Conditioning random variables

Question

I have two issues that seem to be related.

1) Suppose we have two random variables $A$ and $B$ that are conditioned by $X$. If we want to calculate $$ \frac{p(A, B | X)}{p(B | X)},$$ do we always need to use Bayes rule and get $p(A|X, B)$? Since both are conditioned on $X$, why can't we say $p(A|X)$?
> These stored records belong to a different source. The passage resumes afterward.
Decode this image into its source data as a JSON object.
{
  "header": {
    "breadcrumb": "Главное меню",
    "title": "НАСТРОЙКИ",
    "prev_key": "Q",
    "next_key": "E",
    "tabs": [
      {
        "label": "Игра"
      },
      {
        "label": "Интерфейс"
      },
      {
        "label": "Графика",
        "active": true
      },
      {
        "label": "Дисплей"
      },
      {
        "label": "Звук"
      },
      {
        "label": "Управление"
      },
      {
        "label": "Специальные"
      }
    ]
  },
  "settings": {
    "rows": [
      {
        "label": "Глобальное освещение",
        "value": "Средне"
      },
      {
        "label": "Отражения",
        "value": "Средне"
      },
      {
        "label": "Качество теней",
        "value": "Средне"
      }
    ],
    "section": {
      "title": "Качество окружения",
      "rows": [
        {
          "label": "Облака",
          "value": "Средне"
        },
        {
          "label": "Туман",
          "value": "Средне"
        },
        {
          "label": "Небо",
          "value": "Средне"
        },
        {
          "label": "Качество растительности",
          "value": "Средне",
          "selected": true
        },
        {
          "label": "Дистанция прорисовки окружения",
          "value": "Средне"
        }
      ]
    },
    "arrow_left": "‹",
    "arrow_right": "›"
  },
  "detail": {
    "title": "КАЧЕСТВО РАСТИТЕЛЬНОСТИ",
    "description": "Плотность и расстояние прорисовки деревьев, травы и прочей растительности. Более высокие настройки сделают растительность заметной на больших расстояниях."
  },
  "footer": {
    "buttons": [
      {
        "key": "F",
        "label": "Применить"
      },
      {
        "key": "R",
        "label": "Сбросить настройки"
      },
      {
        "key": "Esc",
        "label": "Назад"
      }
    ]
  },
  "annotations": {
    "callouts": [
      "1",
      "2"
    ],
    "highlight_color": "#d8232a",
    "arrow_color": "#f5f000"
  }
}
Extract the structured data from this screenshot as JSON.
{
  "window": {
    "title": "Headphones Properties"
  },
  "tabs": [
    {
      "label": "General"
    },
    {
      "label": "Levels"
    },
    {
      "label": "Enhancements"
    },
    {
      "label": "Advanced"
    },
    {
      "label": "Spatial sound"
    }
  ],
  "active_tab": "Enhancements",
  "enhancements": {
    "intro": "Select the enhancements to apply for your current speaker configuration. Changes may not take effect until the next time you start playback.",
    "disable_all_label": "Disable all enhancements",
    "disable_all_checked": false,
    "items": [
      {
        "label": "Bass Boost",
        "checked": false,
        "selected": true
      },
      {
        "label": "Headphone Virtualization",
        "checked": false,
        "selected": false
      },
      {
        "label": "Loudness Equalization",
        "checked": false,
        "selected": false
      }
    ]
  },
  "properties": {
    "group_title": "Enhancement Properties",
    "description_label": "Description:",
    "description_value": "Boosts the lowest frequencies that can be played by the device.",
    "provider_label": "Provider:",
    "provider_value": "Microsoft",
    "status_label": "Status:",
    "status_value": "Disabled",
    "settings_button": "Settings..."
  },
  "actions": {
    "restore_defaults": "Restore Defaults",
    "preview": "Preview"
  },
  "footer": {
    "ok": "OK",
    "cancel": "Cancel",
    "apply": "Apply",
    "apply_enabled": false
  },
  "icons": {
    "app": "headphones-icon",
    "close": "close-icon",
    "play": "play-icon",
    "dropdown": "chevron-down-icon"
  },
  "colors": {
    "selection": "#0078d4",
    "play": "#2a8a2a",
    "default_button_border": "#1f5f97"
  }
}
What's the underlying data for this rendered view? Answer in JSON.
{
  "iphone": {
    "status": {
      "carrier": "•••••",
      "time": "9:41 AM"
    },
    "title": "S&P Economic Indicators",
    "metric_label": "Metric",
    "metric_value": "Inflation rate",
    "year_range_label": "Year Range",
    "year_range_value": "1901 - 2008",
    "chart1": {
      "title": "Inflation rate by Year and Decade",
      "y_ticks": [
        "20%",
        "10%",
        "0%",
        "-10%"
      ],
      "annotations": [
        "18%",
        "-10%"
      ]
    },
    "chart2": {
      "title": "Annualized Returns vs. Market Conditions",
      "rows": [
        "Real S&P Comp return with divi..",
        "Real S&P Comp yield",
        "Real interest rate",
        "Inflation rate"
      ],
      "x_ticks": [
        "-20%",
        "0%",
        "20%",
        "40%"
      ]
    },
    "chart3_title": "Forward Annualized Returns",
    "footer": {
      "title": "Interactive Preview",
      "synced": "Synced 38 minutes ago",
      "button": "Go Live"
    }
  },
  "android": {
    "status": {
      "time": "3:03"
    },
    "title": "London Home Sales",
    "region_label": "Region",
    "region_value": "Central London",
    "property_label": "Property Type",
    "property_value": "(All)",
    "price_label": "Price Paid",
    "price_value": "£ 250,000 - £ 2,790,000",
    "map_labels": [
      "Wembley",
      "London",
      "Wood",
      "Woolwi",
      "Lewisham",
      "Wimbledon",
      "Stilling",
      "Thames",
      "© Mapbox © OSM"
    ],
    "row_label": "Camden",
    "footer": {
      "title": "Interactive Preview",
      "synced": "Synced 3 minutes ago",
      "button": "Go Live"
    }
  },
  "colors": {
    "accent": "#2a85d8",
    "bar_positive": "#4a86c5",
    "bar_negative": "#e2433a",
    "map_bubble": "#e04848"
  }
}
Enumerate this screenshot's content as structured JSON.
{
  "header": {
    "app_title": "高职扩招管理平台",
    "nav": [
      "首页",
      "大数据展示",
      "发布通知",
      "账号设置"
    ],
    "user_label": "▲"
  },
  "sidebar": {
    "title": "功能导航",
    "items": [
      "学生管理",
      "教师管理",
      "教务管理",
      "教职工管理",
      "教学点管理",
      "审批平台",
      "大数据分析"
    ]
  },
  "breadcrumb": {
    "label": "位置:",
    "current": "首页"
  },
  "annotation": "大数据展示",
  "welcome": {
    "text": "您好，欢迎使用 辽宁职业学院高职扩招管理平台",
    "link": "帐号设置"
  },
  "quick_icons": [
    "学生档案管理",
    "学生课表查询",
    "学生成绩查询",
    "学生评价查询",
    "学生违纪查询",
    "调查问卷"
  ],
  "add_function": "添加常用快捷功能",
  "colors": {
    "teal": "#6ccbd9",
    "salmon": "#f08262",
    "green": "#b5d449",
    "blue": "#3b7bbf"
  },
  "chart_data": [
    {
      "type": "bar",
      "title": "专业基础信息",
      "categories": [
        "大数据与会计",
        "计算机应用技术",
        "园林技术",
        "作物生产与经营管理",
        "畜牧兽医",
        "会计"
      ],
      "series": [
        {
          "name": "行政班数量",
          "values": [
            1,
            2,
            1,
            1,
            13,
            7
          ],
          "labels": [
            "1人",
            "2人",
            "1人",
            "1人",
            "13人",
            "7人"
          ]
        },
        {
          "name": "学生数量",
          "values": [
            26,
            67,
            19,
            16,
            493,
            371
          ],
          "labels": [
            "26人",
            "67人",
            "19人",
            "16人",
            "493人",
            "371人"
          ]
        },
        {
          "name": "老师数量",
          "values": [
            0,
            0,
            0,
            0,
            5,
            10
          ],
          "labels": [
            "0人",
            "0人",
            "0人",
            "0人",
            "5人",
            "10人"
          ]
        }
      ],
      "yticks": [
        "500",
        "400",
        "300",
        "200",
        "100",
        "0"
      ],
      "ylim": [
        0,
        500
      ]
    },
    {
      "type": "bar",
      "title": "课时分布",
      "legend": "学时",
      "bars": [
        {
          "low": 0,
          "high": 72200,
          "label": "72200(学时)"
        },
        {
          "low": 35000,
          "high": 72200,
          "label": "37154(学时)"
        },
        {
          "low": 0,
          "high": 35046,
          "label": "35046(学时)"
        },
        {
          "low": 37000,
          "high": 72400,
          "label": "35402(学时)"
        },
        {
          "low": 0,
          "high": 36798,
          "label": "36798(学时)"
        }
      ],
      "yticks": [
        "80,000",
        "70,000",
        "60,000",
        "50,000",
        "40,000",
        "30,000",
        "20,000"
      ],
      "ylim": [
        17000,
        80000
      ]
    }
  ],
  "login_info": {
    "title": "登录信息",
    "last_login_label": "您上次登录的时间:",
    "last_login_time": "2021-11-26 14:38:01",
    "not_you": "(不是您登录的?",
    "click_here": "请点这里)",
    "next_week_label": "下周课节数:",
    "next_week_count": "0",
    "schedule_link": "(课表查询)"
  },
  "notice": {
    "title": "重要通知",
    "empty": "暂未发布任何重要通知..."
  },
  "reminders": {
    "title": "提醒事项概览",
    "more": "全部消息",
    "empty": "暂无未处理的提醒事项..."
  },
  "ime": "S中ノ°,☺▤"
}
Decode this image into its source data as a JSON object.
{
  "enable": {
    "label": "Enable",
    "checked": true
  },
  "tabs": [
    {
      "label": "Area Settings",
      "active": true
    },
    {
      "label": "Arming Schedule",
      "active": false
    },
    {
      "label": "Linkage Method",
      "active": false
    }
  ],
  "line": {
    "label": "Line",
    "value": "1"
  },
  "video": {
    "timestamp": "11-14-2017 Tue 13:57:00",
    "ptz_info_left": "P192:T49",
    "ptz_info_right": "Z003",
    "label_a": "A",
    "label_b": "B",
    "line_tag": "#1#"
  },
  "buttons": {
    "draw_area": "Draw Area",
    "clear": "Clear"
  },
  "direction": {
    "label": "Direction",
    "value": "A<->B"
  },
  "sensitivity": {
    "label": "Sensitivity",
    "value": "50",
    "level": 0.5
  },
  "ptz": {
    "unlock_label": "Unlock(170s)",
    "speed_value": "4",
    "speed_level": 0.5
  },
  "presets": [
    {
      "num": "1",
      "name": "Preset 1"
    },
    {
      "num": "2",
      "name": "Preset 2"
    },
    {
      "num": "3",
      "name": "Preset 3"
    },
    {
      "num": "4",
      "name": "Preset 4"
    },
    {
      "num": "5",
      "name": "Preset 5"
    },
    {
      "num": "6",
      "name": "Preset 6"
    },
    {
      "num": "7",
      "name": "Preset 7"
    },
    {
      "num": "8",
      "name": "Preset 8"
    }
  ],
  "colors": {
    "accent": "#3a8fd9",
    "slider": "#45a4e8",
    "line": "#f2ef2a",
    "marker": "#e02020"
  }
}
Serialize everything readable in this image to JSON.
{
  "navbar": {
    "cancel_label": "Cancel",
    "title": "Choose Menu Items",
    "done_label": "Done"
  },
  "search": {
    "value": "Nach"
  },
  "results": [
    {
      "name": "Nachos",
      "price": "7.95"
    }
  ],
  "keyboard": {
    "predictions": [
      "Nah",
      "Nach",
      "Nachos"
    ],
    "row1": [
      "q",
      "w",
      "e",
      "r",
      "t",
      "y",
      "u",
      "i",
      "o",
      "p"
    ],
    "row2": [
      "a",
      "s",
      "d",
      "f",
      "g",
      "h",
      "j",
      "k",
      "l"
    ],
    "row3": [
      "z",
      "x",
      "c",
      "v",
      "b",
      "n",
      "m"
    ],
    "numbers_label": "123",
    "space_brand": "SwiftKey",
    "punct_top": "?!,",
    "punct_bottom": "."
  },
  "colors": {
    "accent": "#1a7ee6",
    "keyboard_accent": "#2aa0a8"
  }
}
2) Suppose $Y \sim \rm{Normal}(0,1)$. I think $\mathbb{E}[Y]$ is 0, but does it change the value if we calculate $\mathbb{E}[Y|Y]$, is it $\mathbb{E}[Y|Y] = Y$? I cannot understand why conditioning changes its expectation.

Answer 1

1. Starting with $$ p\left(A\middle|B\right) = \dfrac{p\left(A,B\right)}{p\left(B\right)} $$ and conditioning everything on $X$ gives $$ p\left(A\middle|B, X\right) = \dfrac{p\left(A,B\middle| X\right)}{p\left(B\middle| X\right)} $$ So $p\left(A\middle|X\right) \neq \dfrac{p\left(A,B\middle| X\right)}{p\left(B\middle| X\right)}$ in the same way that $ p\left(A\right) \neq \dfrac{p\left(A,B\right)}{p\left(B\right)} $.
2. For the particular case $\mathbb{E}\left[Y\middle|Y\right] = Y$, I like to reason about this as follows. If I gave you the value of $Y$ and asked what you expected the value of $Y$ to be, what would you answer? Well of course the expectation should be whatever the value I just gave you, which is $Y$.